How long that moment will survive the death of Fidel remains to be seen. During the peculiar interregnum of the last five years, in which he had formally turned over his positions of authority to his brother Raúl and others but remained, insofar as his health allowed, a vocal public figure, he often subtly undermined the plans and policy initiatives of Raúl, who has made little secret of his desire to be Cuba's Deng Xiaoping, by making speeches or writing newspaper columns that hearkened back to the egalitarian traditions of Cuba's working class. Aside from the differences in ideology and personality between the brothers, well-known to long-time Cuba watchers, this reflects more importantly a dialogue within the ruling stratum, trying to gauge how much the masses will tolerate increased openness to world capital and the growth of inequality that would necessarily result. With Fidel's death, the ruling stratum loses a well-respected voice--not for the working class, but for an ingenious combination of revolutionary romanticism and Machiavellian caution. The ghoulish celebrations by Trump-voting gusanos in Miami hoping to regain a share of the lucre ought not to blind us to the fact that world capital already has its tentacles coiled around the neck of the Cuban working class, extending from Canada, Spain, Germany, Britain and, yes, Russia and China.
For those of us who want to retain some element of socialism within the heritage of barbarism which capital has bequeathed to us, Cuba represents not an unsurpassable horizon, but a target of what can be attained and exceeded. The task remains to salvage as much of the Marxist hypothesis as is materially possible.
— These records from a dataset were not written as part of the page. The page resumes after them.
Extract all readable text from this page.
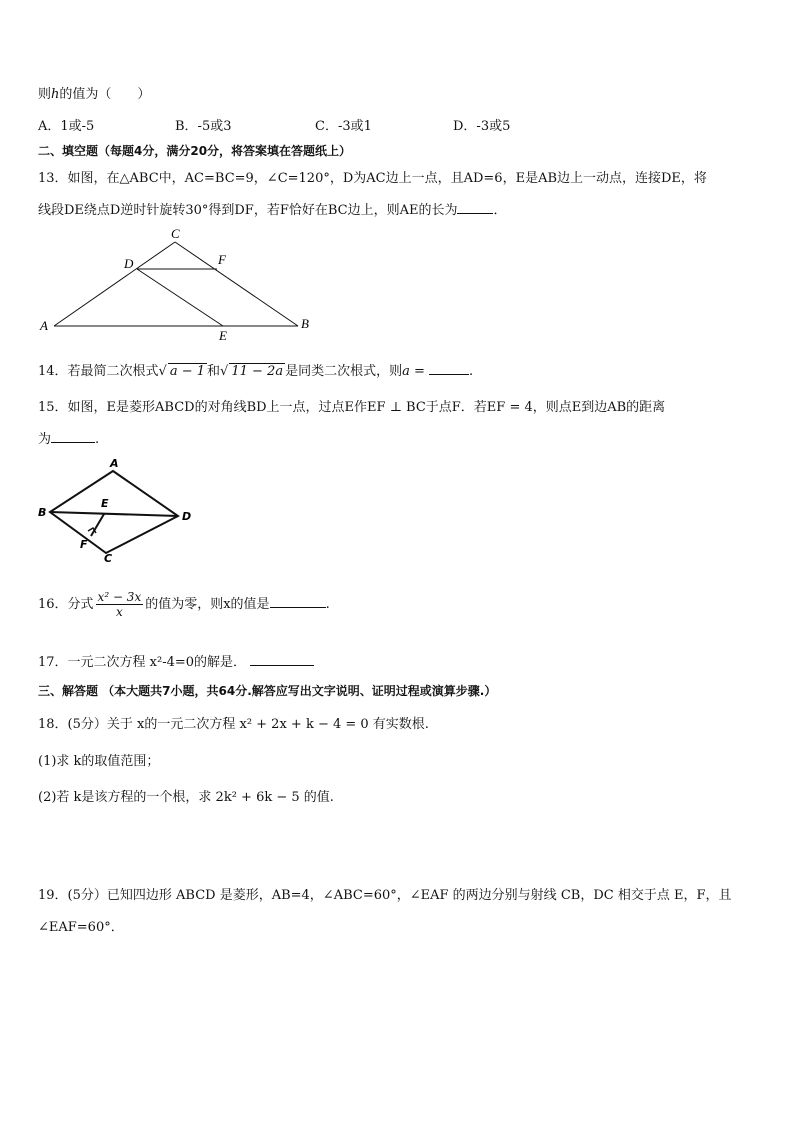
则h的值为（　　）
A．1或-5	B．-5或3	C．-3或1	D．-3或5
二、填空题（每题4分，满分20分，将答案填在答题纸上）
13．如图，在△ABC中，AC=BC=9，∠C=120°，D为AC边上一点，且AD=6，E是AB边上一动点，连接DE，将
线段DE绕点D逆时针旋转30°得到DF，若F恰好在BC边上，则AE的长为	．
A	B
C
D
E
F
14．若最简二次根式√ a − 1 和√ 11 − 2a 是同类二次根式，则a =	.
15．如图，E是菱形ABCD的对角线BD上一点，过点E作EF ⊥ BC于点F．若EF = 4，则点E到边AB的距离
为	.
A
B
C
D
E
F
16．分式 $\frac{\text{x² − 3x}}{x}$ 的值为零，则x的值是	.
17．一元二次方程 x²-4=0的解是．
三、解答题 （本大题共7小题，共64分.解答应写出文字说明、证明过程或演算步骤.）
18．(5分）关于 x的一元二次方程 x² + 2x + k − 4 = 0 有实数根.
(1)求 k的取值范围；
(2)若 k是该方程的一个根，求 2k² + 6k − 5 的值.
19．(5分）已知四边形 ABCD 是菱形，AB=4，∠ABC=60°，∠EAF 的两边分别与射线 CB，DC 相交于点 E，F，且
∠EAF=60°．
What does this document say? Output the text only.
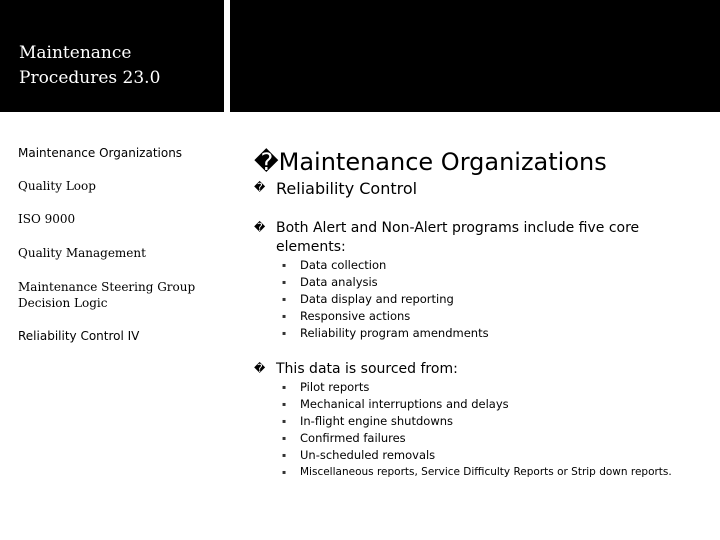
Maintenance
Procedures 23.0
Maintenance Organizations
Quality Loop
ISO 9000
Quality Management
Maintenance Steering Group
Decision Logic
Reliability Control IV
�Maintenance Organizations
� Reliability Control
� Both Alert and Non-Alert programs include five core
elements:
▪ Data collection
▪ Data analysis
▪ Data display and reporting
▪ Responsive actions
▪ Reliability program amendments
� This data is sourced from:
▪ Pilot reports
▪ Mechanical interruptions and delays
▪ In-flight engine shutdowns
▪ Confirmed failures
▪ Un-scheduled removals
▪ Miscellaneous reports, Service Difficulty Reports or Strip down reports.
If not the full abundance promised by the classless society, then at least the proletarian dictatorship--that is, rule of, for, and most importantly by the working class. If not development of production--for production as it exists at present accelerates the destruction of its natural basis--then reorganization of production to minimize, end, and ultimately repair the destruction wrought by capital. In this we can learn a few things from the Cuban people--for example, the dramatic reduction in petroleum use and carbon emissions during the Special Period, cited even by Jill Stein of the U.S. Green Party as something to learn from--but that means being frankly critical of their past and present leaders.